Personne physique ou personne morale
| Personne physique | Personne morale | |
| Ce dont il s'agit | L'entrepreneur exerce en son nom propre. Il n'y a qu'une seule personne, lui. | Une entité distincte est créée, avec sa propre existence juridique. |
| Identification | État civil : nom, nationalité, date et lieu de naissance, domicile. | Dénomination sociale, siège social, nationalité, numéros SIREN et RCS. |
| Patrimoine | Depuis la loi du 14 février 2022, le patrimoine professionnel est séparé de plein droit du patrimoine personnel. | Patrimoine propre, distinct de celui des associés. |
| Capacité juridique | Générale : elle s'étend à tous les actes de la vie civile. | Limitée à l'objet social pour lequel la personne morale a été constituée. |
| Conséquence comptable | Comptabilité de l'entreprise, sans capital social ni compte d'associés. | Capital social, comptes d'associés, affectation du résultat à décider chaque année. |
Les principales formes juridiques
| Forme | Associés et capital | Responsabilité | Imposition par défaut |
| Entreprise individuelle | Un entrepreneur seul, pas de capital social. | Limitée au patrimoine professionnel depuis 2022. | Impôt sur le revenu. |
| EURL | Un associé unique, capital libre. | Limitée aux apports. | Impôt sur le revenu, avec option pour l'IS. |
| SARL | De deux à cent associés, capital libre. | Limitée aux apports. | Impôt sur les sociétés, avec option temporaire pour l'IR. |
| SASU et SAS | Un associé unique ou plusieurs, sans plafond, capital libre. | Limitée aux apports. | Impôt sur les sociétés, avec option temporaire pour l'IR. |
| SA | Société de capitaux, capital minimum de 37 000 €. | Limitée aux apports. | Impôt sur les sociétés. |
| SNC | Au moins deux associés, tous commerçants, pas de capital minimum. | Indéfinie et solidaire : un créancier peut réclamer la totalité de la dette à un seul associé. | Impôt sur le revenu, avec option pour l'IS. |
| SCA | Au moins quatre associés : un commandité et trois commanditaires. Capital minimum de 37 000 €. | Indéfinie et solidaire pour les commandités, limitée aux apports pour les commanditaires. | Impôt sur les sociétés. |
| SCI | Au moins deux associés, objet civil et non commercial, pas de capital minimum. | Indéfinie mais non solidaire : chacun répond des dettes à proportion de ses parts. | Impôt sur le revenu, avec option pour l'IS. |
Deux lignes de partage traversent ce tableau. La première sépare les sociétés commerciales, dont l'objet est le commerce, des sociétés civiles comme la SCI, réservées à un objet civil — typiquement la détention et la gestion d'un patrimoine immobilier. La seconde, plus lourde de conséquences, sépare les formes où la responsabilité est limitée aux apports de celles où elle ne l'est pas.

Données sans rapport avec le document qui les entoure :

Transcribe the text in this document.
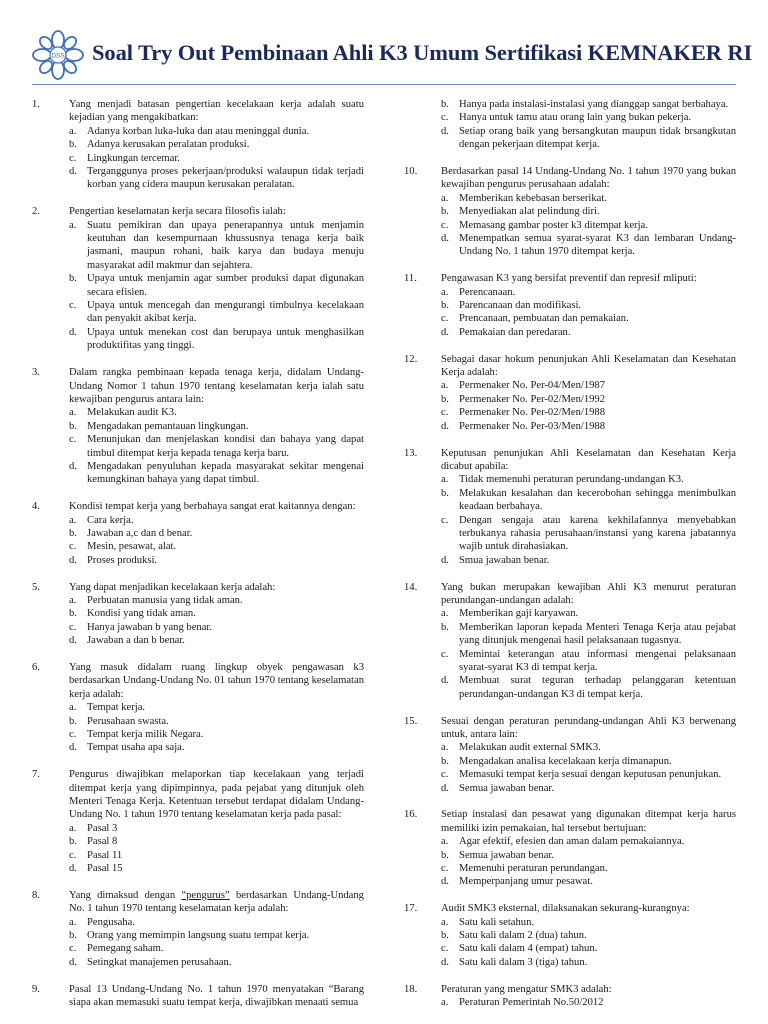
DSS Soal Try Out Pembinaan Ahli K3 Umum Sertifikasi KEMNAKER RI
1.	Yang menjadi batasan pengertian kecelakaan kerja adalah suatu kejadian yang mengakibatkan:
a. Adanya korban luka-luka dan atau meninggal dunia.
b. Adanya kerusakan peralatan produksi.
c. Lingkungan tercemar.
d. Terganggunya proses pekerjaan/produksi walaupun tidak terjadi korban yang cidera maupun kerusakan peralatan.
2.	Pengertian keselamatan kerja secara filosofis ialah:
a. Suatu pemikiran dan upaya penerapannya untuk menjamin keutuhan dan kesempurnaan khussusnya tenaga kerja baik jasmani, maupun rohani, baik karya dan budaya menuju masyarakat adil makmur dan sejahtera.
b. Upaya untuk menjamin agar sumber produksi dapat digunakan secara efisien.
c. Upaya untuk mencegah dan mengurangi timbulnya kecelakaan dan penyakit akibat kerja.
d. Upaya untuk menekan cost dan berupaya untuk menghasilkan produktifitas yang tinggi.
3.	Dalam rangka pembinaan kepada tenaga kerja, didalam Undang-Undang Nomor 1 tahun 1970 tentang keselamatan kerja ialah satu kewajiban pengurus antara lain:
a. Melakukan audit K3.
b. Mengadakan pemantauan lingkungan.
c. Menunjukan dan menjelaskan kondisi dan bahaya yang dapat timbul ditempat kerja kepada tenaga kerja baru.
d. Mengadakan penyuluhan kepada masyarakat sekitar mengenai kemungkinan bahaya yang dapat timbul.
4.	Kondisi tempat kerja yang berbahaya sangat erat kaitannya dengan:
a. Cara kerja.
b. Jawaban a,c dan d benar.
c. Mesin, pesawat, alat.
d. Proses produksi.
5.	Yang dapat menjadikan kecelakaan kerja adalah:
a. Perbuatan manusia yang tidak aman.
b. Kondisi yang tidak aman.
c. Hanya jawaban b yang benar.
d. Jawaban a dan b benar.
6.	Yang masuk didalam ruang lingkup obyek pengawasan k3 berdasarkan Undang-Undang No. 01 tahun 1970 tentang keselamatan kerja adalah:
a. Tempat kerja.
b. Perusahaan swasta.
c. Tempat kerja milik Negara.
d. Tempat usaha apa saja.
7.	Pengurus diwajibkan melaporkan tiap kecelakaan yang terjadi ditempat kerja yang dipimpinnya, pada pejabat yang ditunjuk oleh Menteri Tenaga Kerja. Ketentuan tersebut terdapat didalam Undang-Undang No. 1 tahun 1970 tentang keselamatan kerja pada pasal:
a. Pasal 3
b. Pasal 8
c. Pasal 11
d. Pasal 15
8.	Yang dimaksud dengan “pengurus” berdasarkan Undang-Undang No. 1 tahun 1970 tentang keselamatan kerja adalah:
a. Pengusaha.
b. Orang yang memimpin langsung suatu tempat kerja.
c. Pemegang saham.
d. Setingkat manajemen perusahaan.
9.	Pasal 13 Undang-Undang No. 1 tahun 1970 menyatakan “Barang siapa akan memasuki suatu tempat kerja, diwajibkan menaati semua
b. Hanya pada instalasi-instalasi yang dianggap sangat berbahaya.
c. Hanya untuk tamu atau orang lain yang bukan pekerja.
d. Setiap orang baik yang bersangkutan maupun tidak brsangkutan dengan pekerjaan ditempat kerja.
10. Berdasarkan pasal 14 Undang-Undang No. 1 tahun 1970 yang bukan kewajiban pengurus perusahaan adalah:
a. Memberikan kebebasan berserikat.
b. Menyediakan alat pelindung diri.
c. Memasang gambar poster k3 ditempat kerja.
d. Menempatkan semua syarat-syarat K3 dan lembaran Undang-Undang No. 1 tahun 1970 ditempat kerja.
11. Pengawasan K3 yang bersifat preventif dan represif mliputi:
a. Perencanaan.
b. Parencanaan dan modifikasi.
c. Prencanaan, pembuatan dan pemakaian.
d. Pemakaian dan peredaran.
12. Sebagai dasar hokum penunjukan Ahli Keselamatan dan Kesehatan Kerja adalah:
a. Permenaker No. Per-04/Men/1987
b. Permenaker No. Per-02/Men/1992
c. Permenaker No. Per-02/Men/1988
d. Permenaker No. Per-03/Men/1988
13. Keputusan penunjukan Ahli Keselamatan dan Kesehatan Kerja dicabut apabila:
a. Tidak memenuhi peraturan perundang-undangan K3.
b. Melakukan kesalahan dan kecerobohan sehingga menimbulkan keadaan berbahaya.
c. Dengan sengaja atau karena kekhilafannya menyebabkan terbukanya rahasia perusahaan/instansi yang karena jabatannya wajib untuk dirahasiakan.
d. Smua jawaban benar.
14. Yang bukan merupakan kewajiban Ahli K3 menurut peraturan perundangan-undangan adalah:
a. Memberikan gaji karyawan.
b. Memberikan laporan kepada Menteri Tenaga Kerja atau pejabat yang ditunjuk mengenai hasil pelaksanaan tugasnya.
c. Memintai keterangan atau informasi mengenai pelaksanaan syarat-syarat K3 di tempat kerja.
d. Membuat surat teguran terhadap pelanggaran ketentuan perundangan-undangan K3 di tempat kerja.
15. Sesuai dengan peraturan perundang-undangan Ahli K3 berwenang untuk, antara lain:
a. Melakukan audit external SMK3.
b. Mengadakan analisa kecelakaan kerja dimanapun.
c. Memasuki tempat kerja sesuai dengan keputusan penunjukan.
d. Semua jawaban benar.
16. Setiap instalasi dan pesawat yang digunakan ditempat kerja harus memiliki izin pemakaian, hal tersebut bertujuan:
a. Agar efektif, efesien dan aman dalam pemakaiannya.
b. Semua jawaban benar.
c. Memenuhi peraturan perundangan.
d. Memperpanjang umur pesawat.
17. Audit SMK3 eksternal, dilaksanakan sekurang-kurangnya:
a. Satu kali setahun.
b. Satu kali dalam 2 (dua) tahun.
c. Satu kali dalam 4 (empat) tahun.
d. Satu kali dalam 3 (tiga) tahun.
18. Peraturan yang mengatur SMK3 adalah:
a. Peraturan Pemerintah No.50/2012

Sur ce second point, trois degrés coexistent et se confondent souvent. La responsabilité limitée arrête l'engagement de l'associé au montant de son apport. La responsabilité indéfinie et solidaire, celle de la SNC et des commandités, permet à un créancier de réclamer l'intégralité de la dette à un seul associé, à charge pour lui de se retourner ensuite contre les autres. La responsabilité indéfinie mais non solidaire, celle de la SCI, engage aussi le patrimoine personnel, mais chaque associé n'est tenu qu'à hauteur de sa part dans le capital.
Le statut social du dirigeant suit la forme choisie, et il pèse lourd sur le coût du travail : le gérant majoritaire de SARL relève des travailleurs non salariés, quand le président de SAS est assimilé salarié dès lors qu'il est rémunéré. Deux régimes, deux niveaux de cotisations, deux niveaux de couverture.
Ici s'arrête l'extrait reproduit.